Um economista de Pedrógão Grande está a construir um edifício com características neo-medievais para instalar o Museu da República e Maçonaria, com base num acervo de centenas de peças raras.

Aires Henriques quer associar ao seu projecto de turismo rural Villa Isaura, na aldeia de Troviscais, uma unidade museológica que constitua “um pólo de referência política, cultural e histórica dos valores da igualdade, da liberdade e fraternidade universais”. Várias colecções e temas integram o espólio, que abrange o período entre o Ultimato Inglês, em 1890, que marca a ascensão do republicanismo face à Monarquia, e o Estado Novo, passando pela I República, as primeiras revoltas contra Salazar e a II Guerra Mundial.

Enquanto percorria o país de Norte a Sul como inspector do Ministério da Agricultura, Aires Henriques, de 62 anos, agora aposentado, foi juntando peças diversas, com destaque para adereços, documentos e instrumentos maçónicos ou identificados com a República. Ao todo, são centenas de objectos do quotidiano, como estatuetas, pratos e outras peças de cerâmica, relógios, cartazes, postais ilustrados, fotografias de dirigentes políticos, jóias, espadas, livros raros, caricaturas e ilustrações.
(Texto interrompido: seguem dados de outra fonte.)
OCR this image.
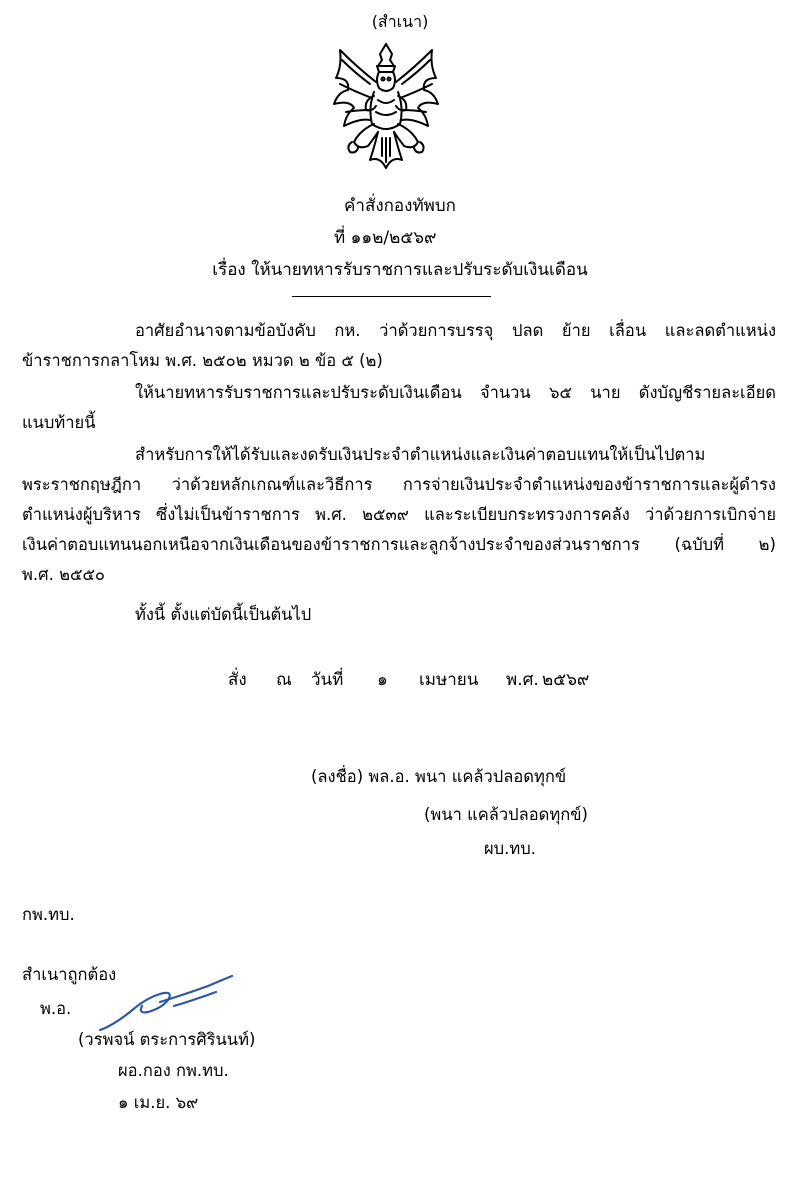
(สำเนา)
คำสั่งกองทัพบก
ที่ ๑๑๒/๒๕๖๙
เรื่อง ให้นายทหารรับราชการและปรับระดับเงินเดือน
อาศัยอำนาจตามข้อบังคับ กห. ว่าด้วยการบรรจุ ปลด ย้าย เลื่อน และลดตำแหน่ง
ข้าราชการกลาโหม พ.ศ. ๒๕๐๒ หมวด ๒ ข้อ ๕ (๒)
ให้นายทหารรับราชการและปรับระดับเงินเดือน จำนวน ๖๕ นาย ดังบัญชีรายละเอียด
แนบท้ายนี้
สำหรับการให้ได้รับและงดรับเงินประจำตำแหน่งและเงินค่าตอบแทนให้เป็นไปตาม
พระราชกฤษฎีกา ว่าด้วยหลักเกณฑ์และวิธีการ การจ่ายเงินประจำตำแหน่งของข้าราชการและผู้ดำรง
ตำแหน่งผู้บริหาร ซึ่งไม่เป็นข้าราชการ พ.ศ. ๒๕๓๙ และระเบียบกระทรวงการคลัง ว่าด้วยการเบิกจ่าย
เงินค่าตอบแทนนอกเหนือจากเงินเดือนของข้าราชการและลูกจ้างประจำของส่วนราชการ (ฉบับที่ ๒)
พ.ศ. ๒๕๕๐
ทั้งนี้ ตั้งแต่บัดนี้เป็นต้นไป
สั่ง ณ วันที่ ๑ เมษายน พ.ศ. ๒๕๖๙
(ลงชื่อ) พล.อ. พนา แคล้วปลอดทุกข์
(พนา แคล้วปลอดทุกข์)
ผบ.ทบ.
กพ.ทบ.
สำเนาถูกต้อง
พ.อ.
(วรพจน์ ตระการศิรินนท์)
ผอ.กอง กพ.ทบ.
๑ เม.ย. ๖๙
“Houve todo o meu interesse em não deixar morrer este espólio nas arcas e nas vitrinas”, declara à agência Lusa Aires Henriques, que pretende colaborar com as instituições envolvidas ao longo do ano nas comemorações do centenário da implantação da República. Ao abrigo de um protocolo, já disponibilizou 180 peças ao Museu da Presidência da República. “Esta é uma colecção de gente humilde, mas também do que foi possível juntar ao longo destes anos”, afirma. Ao longo de quase 25 anos, “as viagens levaram-me a conhecer a realidade deste país, a repressão e a limitação das liberdades” durante o Estado Novo, refere. “Deste modo, fui também formando o meu espírito democrático e participativo”, conta, ao folhear um álbum de fotos de presos políticos dos anos 30, bem como dos primeiros deportados para as ilhas dos Açores (Angra do Heroísmo) e Cabo Verde (Tarrafal). Presidente da Casa de Pedrógão Grande em Lisboa e autor de vários estudos locais na área cultural, Aires Henriques idealiza um Museu da República e Maçonaria como “projecto aberto à comunidade”.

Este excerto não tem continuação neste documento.